Reconstructing accurate 3D models of large-scale real-world scenes from unstructured, in-the-wild imagery remains a core challenge in computer vision, especially when the input views have little or no overlap. In such cases, existing reconstruction pipelines often produce multiple disconnected partial reconstructions or erroneously merge non-overlapping regions into overlapping geometry. In this work, we propose a framework that grounds each partial reconstruction to a complete reference model of the scene, enabling globally consistent alignment even in the absence of visual overlap. We obtain reference models from dense, geospatially accurate pseudo-synthetic renderings derived from Google Earth Studio. These renderings provide full scene coverage but differ substantially in appearance from real-world photographs. Our key insight is that, despite this significant domain gap, both domains share the same underlying scene semantics. We represent the reference model using 3D Gaussian Splatting, augmenting each Gaussian with semantic features, and formulate alignment as an inverse feature-based optimization scheme that estimates a global 6DoF pose and scale while keeping the reference model fixed. Furthermore, we introduce the WikiEarth dataset, which registers existing partial 3D reconstructions with pseudo-synthetic reference models. We demonstrate that our approach consistently improves global alignment when initialized with various classical and learning-based pipelines, while mitigating failure modes of state-of-the-art end-to-end models. All code and data will be released.

Figures (16)

• Figure 1: Given a partial 3D reconstruction produced by running structure from motion on Internet images capturing large-scale landmarks, such as the front or the rear façade of the Milan Cathedral depicted above, we present a technique for grounding this reconstruction in a complete 3D reference model of the scene. Reference models are constructed from pseudo-synthetic renderings extracted from Google Earth Studio. As illustrated above, our approach allows for merging partial, disjoint 3D reconstructions into a unified model.

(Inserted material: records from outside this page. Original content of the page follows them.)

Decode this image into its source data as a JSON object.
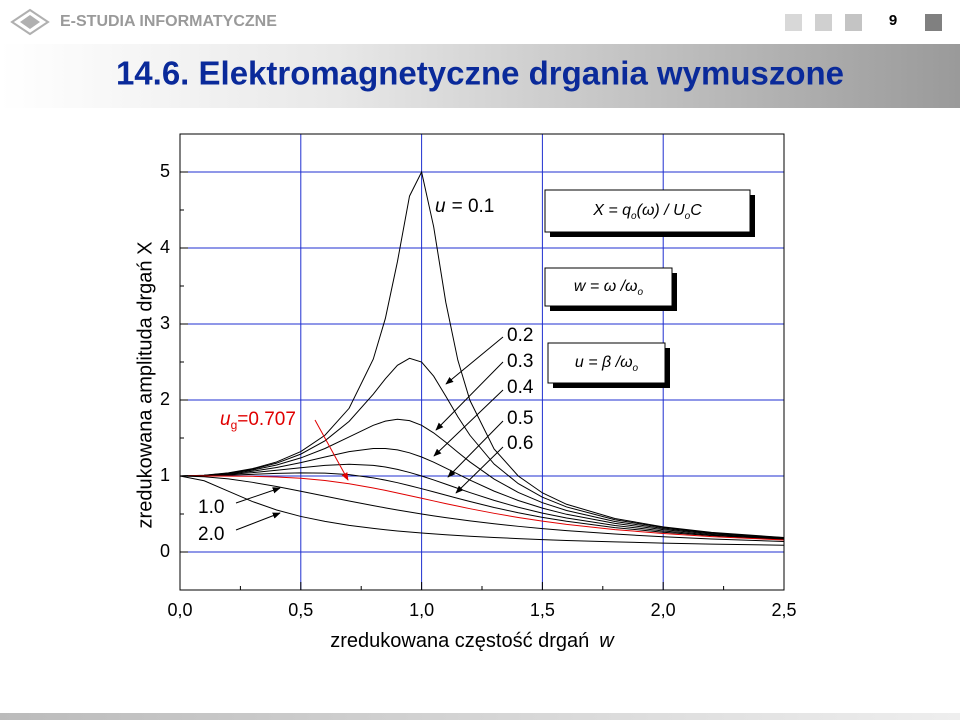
{
  "header": {
    "logo": "E-STUDIA INFORMATYCZNE",
    "page_number": "9",
    "title": "14.6. Elektromagnetyczne drgania wymuszone"
  },
  "chart_data": {
    "type": "line",
    "ylabel": "zredukowana amplituda drgań X",
    "xlabel": "zredukowana częstość drgań",
    "xlabel_symbol": "w",
    "xlim": [
      0,
      2.5
    ],
    "ylim": [
      -0.5,
      5.5
    ],
    "xticks": [
      {
        "value": 0,
        "label": "0,0"
      },
      {
        "value": 0.5,
        "label": "0,5"
      },
      {
        "value": 1,
        "label": "1,0"
      },
      {
        "value": 1.5,
        "label": "1,5"
      },
      {
        "value": 2,
        "label": "2,0"
      },
      {
        "value": 2.5,
        "label": "2,5"
      }
    ],
    "yticks": [
      0,
      1,
      2,
      3,
      4,
      5
    ],
    "xminorticks": [
      0.25,
      0.75,
      1.25,
      1.75,
      2.25
    ],
    "yminorticks": [
      -0.5,
      0.5,
      1.5,
      2.5,
      3.5,
      4.5,
      5.5
    ],
    "grid": true,
    "grid_color": "#1f2fd0",
    "x": [
      0,
      0.1,
      0.2,
      0.3,
      0.4,
      0.5,
      0.6,
      0.7,
      0.8,
      0.85,
      0.9,
      0.95,
      1.0,
      1.05,
      1.1,
      1.15,
      1.2,
      1.3,
      1.4,
      1.5,
      1.6,
      1.8,
      2.0,
      2.2,
      2.5
    ],
    "series": [
      {
        "name_prefix": "u",
        "name": "= 0.1",
        "color": "#000000",
        "values": [
          1,
          1.01,
          1.041,
          1.097,
          1.185,
          1.322,
          1.536,
          1.891,
          2.538,
          3.073,
          3.821,
          4.683,
          5.0,
          4.279,
          3.288,
          2.524,
          1.995,
          1.356,
          1.0,
          0.778,
          0.628,
          0.441,
          0.33,
          0.259,
          0.19
        ]
      },
      {
        "name": "0.2",
        "color": "#000000",
        "values": [
          1,
          1.009,
          1.038,
          1.089,
          1.169,
          1.288,
          1.463,
          1.719,
          2.076,
          2.279,
          2.457,
          2.549,
          2.5,
          2.313,
          2.051,
          1.78,
          1.536,
          1.157,
          0.9,
          0.721,
          0.593,
          0.425,
          0.322,
          0.254,
          0.187
        ]
      },
      {
        "name": "0.3",
        "color": "#000000",
        "values": [
          1,
          1.008,
          1.034,
          1.078,
          1.145,
          1.238,
          1.362,
          1.514,
          1.667,
          1.722,
          1.747,
          1.729,
          1.667,
          1.567,
          1.444,
          1.313,
          1.185,
          0.96,
          0.784,
          0.649,
          0.546,
          0.402,
          0.309,
          0.246,
          0.183
        ]
      },
      {
        "name": "0.4",
        "color": "#000000",
        "values": [
          1,
          1.007,
          1.027,
          1.063,
          1.112,
          1.176,
          1.25,
          1.32,
          1.362,
          1.362,
          1.343,
          1.305,
          1.25,
          1.182,
          1.105,
          1.026,
          0.947,
          0.801,
          0.678,
          0.577,
          0.496,
          0.376,
          0.294,
          0.237,
          0.178
        ]
      },
      {
        "name": "0.5",
        "color": "#000000",
        "values": [
          1,
          1.005,
          1.02,
          1.044,
          1.075,
          1.109,
          1.14,
          1.155,
          1.14,
          1.118,
          1.087,
          1.047,
          1.0,
          0.948,
          0.893,
          0.837,
          0.782,
          0.679,
          0.589,
          0.512,
          0.447,
          0.348,
          0.277,
          0.226,
          0.172
        ]
      },
      {
        "name": "0.6",
        "color": "#000000",
        "values": [
          1,
          1.003,
          1.011,
          1.022,
          1.034,
          1.041,
          1.038,
          1.018,
          0.975,
          0.946,
          0.912,
          0.874,
          0.833,
          0.791,
          0.748,
          0.706,
          0.664,
          0.586,
          0.517,
          0.456,
          0.404,
          0.321,
          0.26,
          0.215,
          0.165
        ]
      },
      {
        "name_prefix": "u",
        "name_sub": "g",
        "name": "=0.707",
        "color": "#e00000",
        "values": [
          1,
          1.0,
          0.999,
          0.996,
          0.987,
          0.97,
          0.941,
          0.898,
          0.842,
          0.811,
          0.777,
          0.742,
          0.707,
          0.672,
          0.637,
          0.603,
          0.57,
          0.509,
          0.454,
          0.406,
          0.364,
          0.295,
          0.243,
          0.202,
          0.158
        ]
      },
      {
        "name": "1.0",
        "color": "#000000",
        "values": [
          1,
          0.99,
          0.962,
          0.917,
          0.862,
          0.8,
          0.735,
          0.671,
          0.61,
          0.581,
          0.552,
          0.526,
          0.5,
          0.476,
          0.452,
          0.431,
          0.41,
          0.372,
          0.338,
          0.308,
          0.281,
          0.236,
          0.2,
          0.171,
          0.138
        ]
      },
      {
        "name": "2.0",
        "color": "#000000",
        "values": [
          1,
          0.937,
          0.8,
          0.664,
          0.553,
          0.468,
          0.403,
          0.351,
          0.311,
          0.293,
          0.277,
          0.263,
          0.25,
          0.238,
          0.227,
          0.217,
          0.207,
          0.191,
          0.176,
          0.163,
          0.152,
          0.133,
          0.117,
          0.104,
          0.089
        ]
      }
    ],
    "formula_boxes": [
      [
        "X = q",
        "o",
        "(ω) / U",
        "o",
        "C"
      ],
      [
        "w = ω /ω",
        "o"
      ],
      [
        "u = β /ω",
        "o"
      ]
    ]
  }
}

• Figure 2: Scene Grounding via Semantic Feature-based Robust Optimization. Given a 3DGS reference model ${\cal M}$ (left) and a set of Internet images ${\cal I}$ (right), we propose an inverse optimization scheme that predicts a global 6DoF+scale alignment $T$ while keeping the parameters of ${\cal M}$ fixed. We obtain an initial transformation $T$ (in red) using a traditional SfM technique. During optimization, we calculate a semantic feature loss ${L_{sem}}$ and backpropagate it to update $T$ (converging to the rendered view in green after $N$ steps).
• Figure 3: Challenges of aligning internet photos to the reference model. Visualization of input Internet images (first and third columns) and views rendered from the reference model at the ground-truth locations (second and fourth columns). As illustrated above, high $L_{\text{sem}}$ values (bottom row) often indicate outlier images, which our approach overcomes via a robust optimization scheme, as further detailed in Section \ref{['sec:robust']}.
• Figure 4: The WikiEarth Benchmark. Reconstruction of four landmarks from WikiEarth. The blue frustums depicts the rendered images from Google Earth Studio, and the red frustums the images from WikiScenes.
• Figure 5: Qualitative Comparison. A visualization of the alignment results for our method compared to the three baselines. Each image shows the ground truth in the lower half and the rendered image from the reference model $\mathcal{M}$ after alignment in the top half. As demonstrated, our inverse optimization-based approach predicts precise transformations, even in the presence of challenging, inaccurate initializations.